Oh sure, that makes sense. And I appreciate the thought for sure. I'm going to apply the patch I pasted earlier as that tightens things up a lot. Trying to think how for my use case I could tighten things further... I'm really only using it to bootstrap the very first module - the user script that's being loaded. I suppose I could have a special foreign function that is "one use only" that once the CLI uses it to register the first module it ceases to function.

That of course doesn't solve the TODO in the code, but it would solve my use case. :-)

joshgoebel avatar May 21 '21 17:05 joshgoebel

Security is not the right concern here, IMHO (It rather involved being on the other side of this airtight hatchway). The programmer can execute code directly, no need to inject before.

eval() is evil, IMHO, not because of security - although it does indeed relate to security many times - but because it interferes with the flow of the code, and there is almost always a better way to do it. In this sense, it's like goto.

I don't see an advantage with injecting code into an existing module. I do feel a hole in the current API - the compiled code pollutes the current module. But resolving it is not by injecting the code into an other module: it can be solved by, for example, always creating a new module for the code (because it is a breaking change, we may want to create a new method for that). Or we can create a Module class, with a new() method, and pass it to Meta.compile() instead of the new name. The advantage of this way is that you can also, behind a flag, allow retrieving an existing module and inject into it (the best place for that is the mirror API in my opinion).

ChayimFriedman2 avatar May 22 '21 20:05 ChayimFriedman2

The programmer can execute code directly, no need to inject before.

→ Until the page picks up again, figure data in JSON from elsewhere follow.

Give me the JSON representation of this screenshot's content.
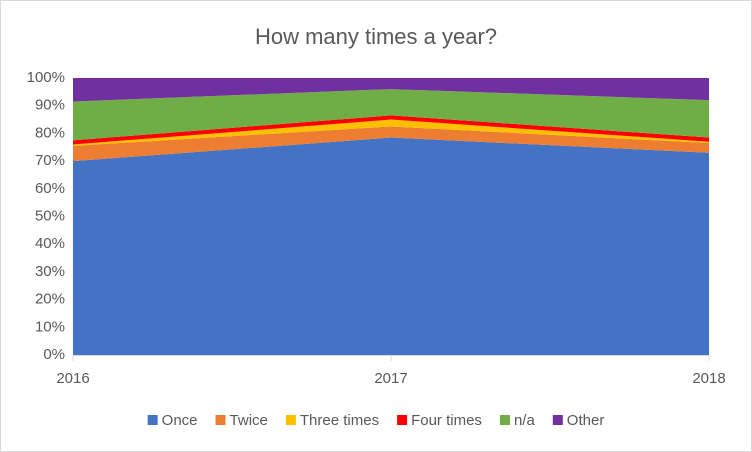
{
  "chart_data": {
    "type": "stacked-area",
    "title": "How many times a year?",
    "x": [
      2016,
      2017,
      2018
    ],
    "xlim": [
      2016,
      2018
    ],
    "xticks": [
      2016,
      2017,
      2018
    ],
    "ylim": [
      0,
      100
    ],
    "yticks": [
      {
        "value": 0,
        "label": "0%"
      },
      {
        "value": 10,
        "label": "10%"
      },
      {
        "value": 20,
        "label": "20%"
      },
      {
        "value": 30,
        "label": "30%"
      },
      {
        "value": 40,
        "label": "40%"
      },
      {
        "value": 50,
        "label": "50%"
      },
      {
        "value": 60,
        "label": "60%"
      },
      {
        "value": 70,
        "label": "70%"
      },
      {
        "value": 80,
        "label": "80%"
      },
      {
        "value": 90,
        "label": "90%"
      },
      {
        "value": 100,
        "label": "100%"
      }
    ],
    "grid": false,
    "legend": "bottom",
    "series": [
      {
        "name": "Once",
        "color": "#4472c4",
        "values": [
          70,
          78.5,
          73
        ]
      },
      {
        "name": "Twice",
        "color": "#ed7d31",
        "values": [
          5.5,
          4,
          3.5
        ]
      },
      {
        "name": "Three times",
        "color": "#ffc000",
        "values": [
          0.5,
          2.5,
          0.5
        ]
      },
      {
        "name": "Four times",
        "color": "#ff0000",
        "values": [
          1.5,
          1.5,
          1.5
        ]
      },
      {
        "name": "n/a",
        "color": "#70ad47",
        "values": [
          14,
          9.5,
          13.5
        ]
      },
      {
        "name": "Other",
        "color": "#7030a0",
        "values": [
          8.5,
          4,
          8
        ]
      }
    ]
  }
}
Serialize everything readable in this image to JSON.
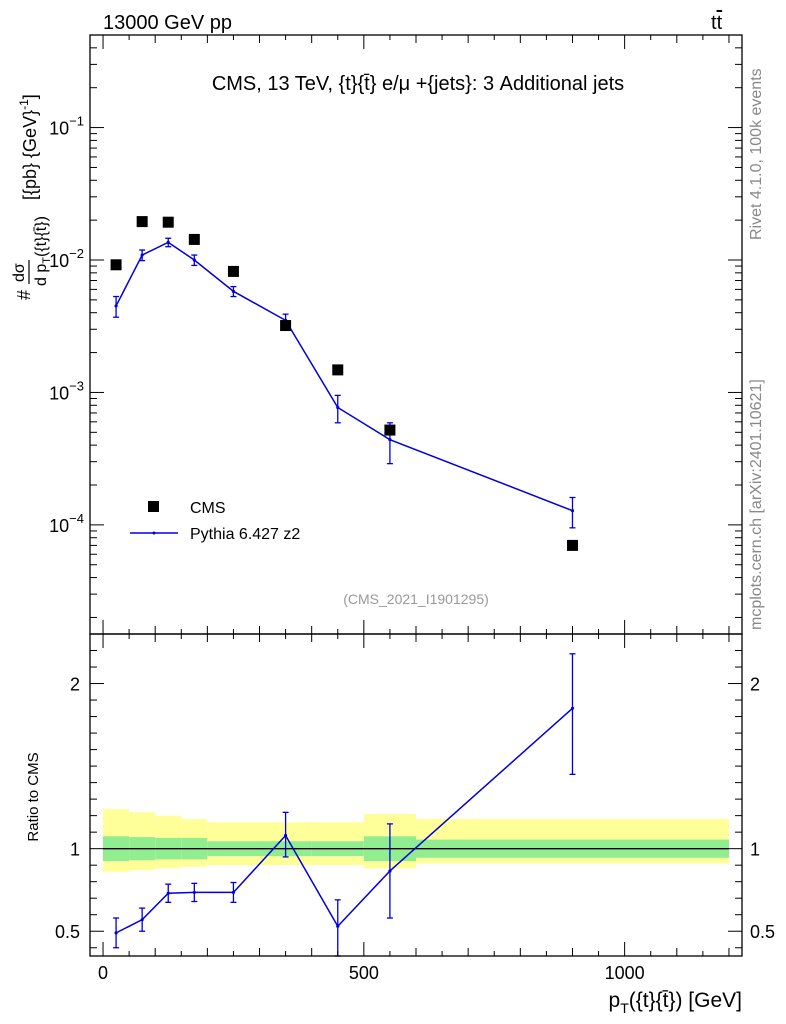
{
  "header": {
    "left": "13000 GeV pp",
    "right_base": "t",
    "right_bar": "t"
  },
  "side_labels": {
    "rivet": "Rivet 4.1.0,  100k events",
    "mcplots": "mcplots.cern.ch [arXiv:2401.10621]"
  },
  "chart_data": {
    "type": "line",
    "title": "CMS, 13 TeV, {t}{t̄} e/μ +{jets}: 3 Additional jets",
    "watermark": "(CMS_2021_I1901295)",
    "xlabel": "p_T({t}{t̄}) [GeV]",
    "ylabel_top": "#  dσ / d p_T({t}{t̄}) [{pb} {GeV}^-1]",
    "ylabel_bottom": "Ratio to CMS",
    "x_range": [
      -25,
      1225
    ],
    "main_y_log_range": [
      1.5e-05,
      0.5
    ],
    "ratio_y_range": [
      0.35,
      2.3
    ],
    "x_ticks": [
      {
        "value": 0,
        "label": "0"
      },
      {
        "value": 500,
        "label": "500"
      },
      {
        "value": 1000,
        "label": "1000"
      }
    ],
    "main_y_ticks": [
      {
        "value": 0.1,
        "base": "10",
        "exp": "−1"
      },
      {
        "value": 0.01,
        "base": "10",
        "exp": "−2"
      },
      {
        "value": 0.001,
        "base": "10",
        "exp": "−3"
      },
      {
        "value": 0.0001,
        "base": "10",
        "exp": "−4"
      }
    ],
    "ratio_y_ticks": [
      {
        "value": 0.5,
        "label": "0.5"
      },
      {
        "value": 1,
        "label": "1"
      },
      {
        "value": 2,
        "label": "2"
      }
    ],
    "legend": [
      {
        "name": "CMS",
        "kind": "marker"
      },
      {
        "name": "Pythia 6.427 z2",
        "kind": "line"
      }
    ],
    "series": [
      {
        "name": "CMS",
        "color": "#000000",
        "x": [
          25,
          75,
          125,
          175,
          250,
          350,
          450,
          550,
          900
        ],
        "y": [
          0.0092,
          0.0195,
          0.0193,
          0.0143,
          0.0082,
          0.0032,
          0.00148,
          0.00052,
          7e-05
        ]
      },
      {
        "name": "Pythia 6.427 z2",
        "color": "#0000dd",
        "x": [
          25,
          75,
          125,
          175,
          250,
          350,
          450,
          550,
          900
        ],
        "y": [
          0.0045,
          0.0109,
          0.0136,
          0.01,
          0.0058,
          0.0035,
          0.00077,
          0.00044,
          0.000128
        ],
        "y_low": [
          0.0037,
          0.0099,
          0.0126,
          0.0091,
          0.0053,
          0.0031,
          0.00059,
          0.00029,
          9.5e-05
        ],
        "y_high": [
          0.0053,
          0.0119,
          0.0146,
          0.0109,
          0.0063,
          0.0039,
          0.00095,
          0.00059,
          0.000161
        ]
      }
    ],
    "ratio": {
      "x": [
        25,
        75,
        125,
        175,
        250,
        350,
        450,
        550,
        900
      ],
      "y": [
        0.49,
        0.57,
        0.73,
        0.735,
        0.735,
        1.08,
        0.53,
        0.865,
        1.85
      ],
      "y_low": [
        0.4,
        0.5,
        0.675,
        0.68,
        0.675,
        0.95,
        0.35,
        0.58,
        1.45
      ],
      "y_high": [
        0.58,
        0.64,
        0.785,
        0.79,
        0.795,
        1.22,
        0.69,
        1.15,
        2.18
      ]
    },
    "bands": {
      "bin_edges": [
        0,
        50,
        100,
        150,
        200,
        300,
        400,
        500,
        600,
        1200
      ],
      "inner_lo": [
        0.925,
        0.93,
        0.935,
        0.935,
        0.955,
        0.955,
        0.955,
        0.925,
        0.945
      ],
      "inner_hi": [
        1.075,
        1.07,
        1.065,
        1.065,
        1.045,
        1.045,
        1.045,
        1.075,
        1.055
      ],
      "outer_lo": [
        0.86,
        0.87,
        0.88,
        0.89,
        0.9,
        0.9,
        0.9,
        0.88,
        0.91
      ],
      "outer_hi": [
        1.24,
        1.22,
        1.2,
        1.18,
        1.16,
        1.16,
        1.16,
        1.21,
        1.18
      ],
      "inner_color": "#90ee90",
      "outer_color": "#ffff99"
    }
  }
}
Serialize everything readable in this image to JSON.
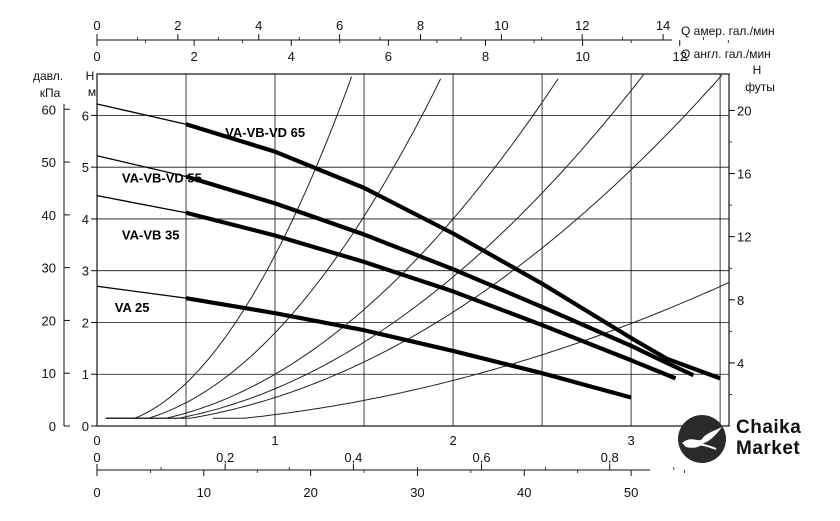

Right, overall I agree, but injecting could make an attack more dangerous... instead of trying to delete random files you could say hook/replace File.open so that instead of scanning the disk (which might be detected) you could just delete or log the specific files the app is opening. So allowing a module to silently replace another one could be problematic is some circumstances... or could also be a feature... but either way it's good to know what the behavior should be.

Or we can create a Module class, with a new() method, and pass it to Meta.compile() instead of the new name

I agree this sounds useful plan overall. For my specific use case I need to set the exact name so that stack traces point to the right files, but in many cases if the name were fudged a little that might be ok for most cases... so perhaps you could even for Module.new("XMLBuilder") and get back a module name that if not exact was still readable enough to know that it's the XML builder (in a stack trace, etc).

joshgoebel avatar May 23 '21 12:05 joshgoebel

Well I would got further with some Module and Script, but it was not introduced for design decisions.

@joshgoebel I'm thinking, maybe you want something like System.module(_) @ruby0x1 mentioned if I remember well.